Fillingim abonde dans le même sens, ajoutant que des recherches en laboratoire suggèrent que, pendant la phase prémenstruelle, les femmes sont plus sensibles à la plupart des types de stimuli douloureux que pendant les autres phases de leur cycle.
" Il y a donc beaucoup d'interactions compliquées entre les différents systèmes de l'organisme, plutôt que de se contenter de faire monter et descendre les œstrogènes ", explique-t-il.
Un traitement spécifique au sexe ?
Une autre question à laquelle les chercheurs aimeraient répondre est de savoir si les différences de laboratoire ont une signification clinique ? En d'autres termes, comment les médecins peuvent-ils utiliser ces données pour aider leurs patients ?
"Ce sont quelques-unes des questions qui commencent à être abordées, mais nous avons encore besoin de beaucoup d'informations", déclare Fillingim.

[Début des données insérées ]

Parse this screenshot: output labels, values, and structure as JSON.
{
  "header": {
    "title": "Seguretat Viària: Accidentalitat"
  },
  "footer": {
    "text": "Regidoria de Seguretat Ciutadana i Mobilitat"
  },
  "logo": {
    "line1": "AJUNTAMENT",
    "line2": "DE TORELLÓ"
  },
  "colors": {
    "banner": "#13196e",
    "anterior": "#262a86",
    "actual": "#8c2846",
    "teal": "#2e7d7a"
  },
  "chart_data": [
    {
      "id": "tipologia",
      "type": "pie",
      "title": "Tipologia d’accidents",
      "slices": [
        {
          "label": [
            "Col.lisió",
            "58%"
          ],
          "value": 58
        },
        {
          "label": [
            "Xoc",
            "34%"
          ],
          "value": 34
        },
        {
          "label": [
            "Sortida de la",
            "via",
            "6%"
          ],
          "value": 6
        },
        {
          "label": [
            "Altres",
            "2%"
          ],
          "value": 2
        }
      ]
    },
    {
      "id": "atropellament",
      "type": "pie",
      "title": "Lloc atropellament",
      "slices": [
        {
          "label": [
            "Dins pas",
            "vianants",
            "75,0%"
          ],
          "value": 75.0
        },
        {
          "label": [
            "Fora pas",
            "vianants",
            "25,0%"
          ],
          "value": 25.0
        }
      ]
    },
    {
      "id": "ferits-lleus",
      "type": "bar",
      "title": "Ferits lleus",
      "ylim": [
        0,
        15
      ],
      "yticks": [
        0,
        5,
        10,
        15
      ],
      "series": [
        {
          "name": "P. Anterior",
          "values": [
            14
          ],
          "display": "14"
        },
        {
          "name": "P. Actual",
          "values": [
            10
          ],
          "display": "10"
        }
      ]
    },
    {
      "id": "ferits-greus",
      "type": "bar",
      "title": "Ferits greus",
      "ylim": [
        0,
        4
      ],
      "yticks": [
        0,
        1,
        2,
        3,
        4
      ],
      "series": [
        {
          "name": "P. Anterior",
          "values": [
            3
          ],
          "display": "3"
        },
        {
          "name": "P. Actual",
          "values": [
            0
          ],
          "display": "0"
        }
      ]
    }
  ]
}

À mesure que ces données commencent à affluer, le sexe d'un patient pourrait finalement changer la façon dont il est traité. Aujourd'hui, lorsqu'un homme ou une femme entre dans le cabinet d'un médecin, ils sont évalués et traités pour la douleur exactement de la même manière. Mais cela pourrait changer dans un avenir très proche, selon M. LeResche.
"Nous obtenons des recherches mieux conçues", dit-elle. "Mon sentiment est qu'il y a pas mal de choses en cours qui devraient apporter des réponses dans les cinq prochaines années."
Bob Calandra est un écrivain indépendant dont les travaux ont été publiés dans plusieurs magazines, notamment People et Life. Il vit à Glenside, en Pennsylvanie.